The default is the empty list, in which case the hash-table will
compare hash keys with EQL. HISTOGRAM iterates through the elements
of SEQUENCE, using KEY to extract a hash key from the element and
DELTA-KEY to extract an increment value, and increments the entry for
the hash key in the histogram by the increment value.
### See Also:
Section 17.2 (Rules about Test Functions), Section 3.6 (Traversal
Rules and Side Effects)"
(flet ((key (x)
(if (null key) x
(funcall key x)))
(delta (x)
(if (null delta-key) 1
(funcall delta-key x))))
(let ((histogram (apply 'make-hash-table hash-args)))
(prog1 histogram
(map nil #'(lambda (element)
(incf (gethash (key element) histogram 0)
(delta element)))
sequence)))))
Then it's not too hard to write a function to get a list of (value . key) pairs from a hash table:
(defun hash-table-to-list (table)
"Return a list of (VALUE . KEY) pairs based on TABLE."
(loop
for k being each hash-key in table
using (hash-value v)
collect (cons v k)))
To apply this to your data, you need an equal hash table so that the keys (which are lists of integers) are compared properly, and the key function is rest, because you're comparing the tails of the input. The delta-key function is first, because you want to increment the "count" by the first element in the list.

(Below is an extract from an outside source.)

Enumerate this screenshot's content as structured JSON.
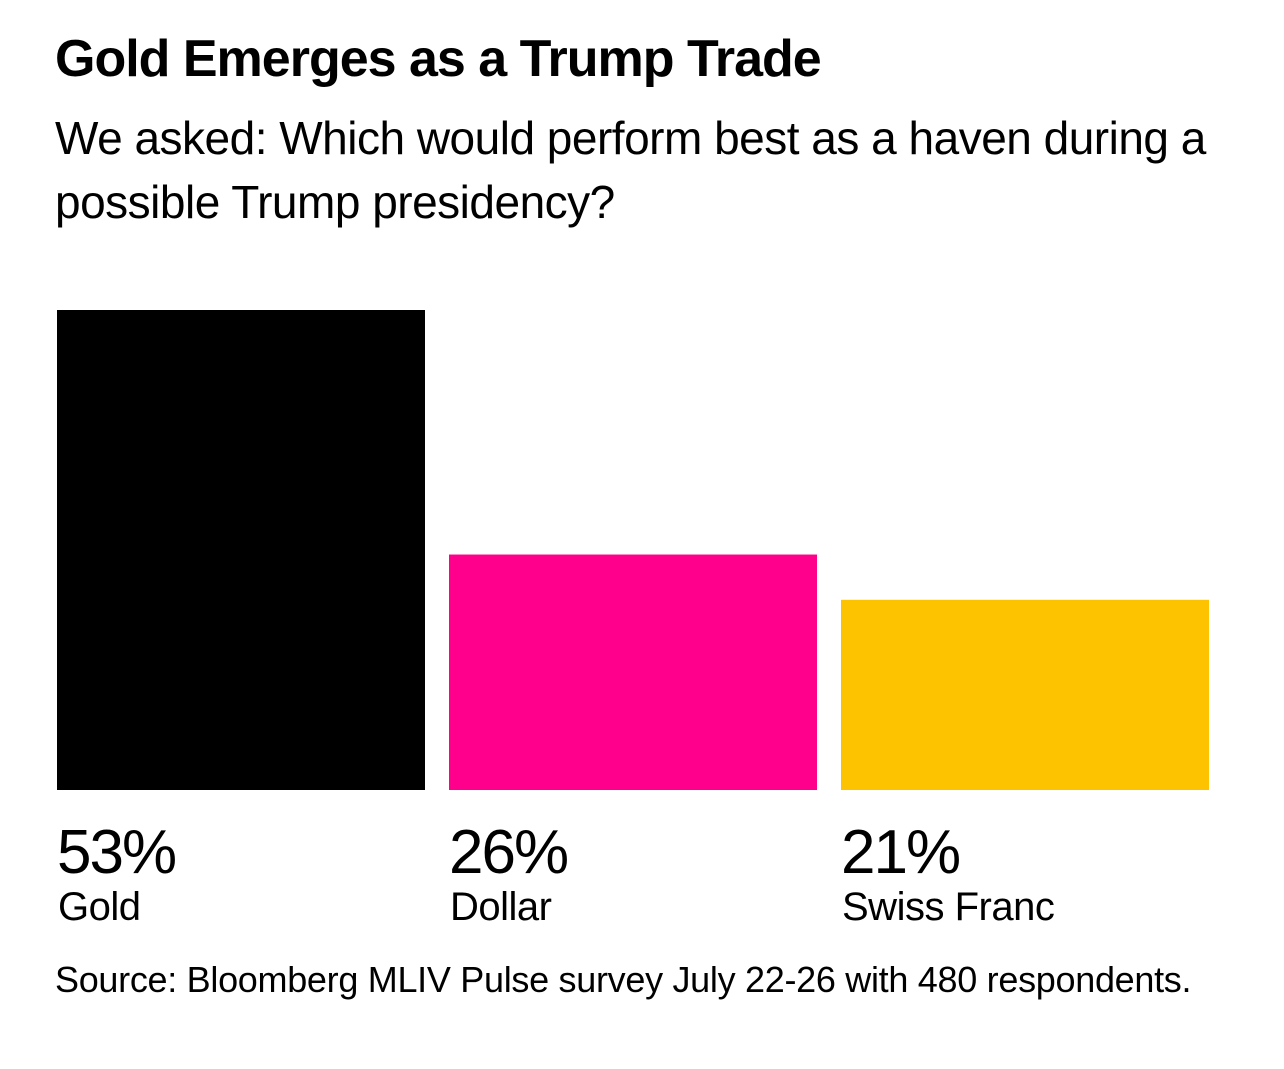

CL-USER> (histogram '((2 1 1 0) (1 1 0 0) (1 0 0 1)
(1 1 0 0) (1 0 1 0) (1 0 0 0))
:hash-args '(:test equal)
:key 'rest
:delta-key 'first)
;=> #<HASH-TABLE :TEST EQUAL :COUNT 5 {10051558E3}>
CL-USER> (hash-table-to-list *)
;=> ((2 1 1 0) (2 1 0 0) (1 0 0 1) (1 0 1 0) (1 0 0 0))
CL-USER> (histogram '((5 1 1 0) (3 1 1 0) (1 0 0 1) (1 0 0 1))
:hash-args '(:test equal)
:key 'rest
:delta-key 'first)
;=> #<HASH-TABLE :TEST EQUAL :COUNT 2 {100527DA53}>
CL-USER> (hash-table-to-list *)
;=> ((8 1 1 0) (2 0 0 1))
Here's a version for Racket (sorry, I'm not a Common Lisper, so can't help there):
(define (count-alist alist)
(define ht (for/fold ((ht (hash)))
((ass (in-list alist)))
(hash-update ht (cdr ass) (curry + (car ass)) 0)))
(for/list (((key val) (in-hash ht)))
(cons val key)))
Let's break the problem down in English:
- To collect up the actual counts of your "three numbers", build a hash table using the "three numbers" as the key, and 0 as the default value.
- For each item in your incoming list, you'd add the count to the value, then update the hash table with that new value.
- Then iterate through your hash table to build your result list.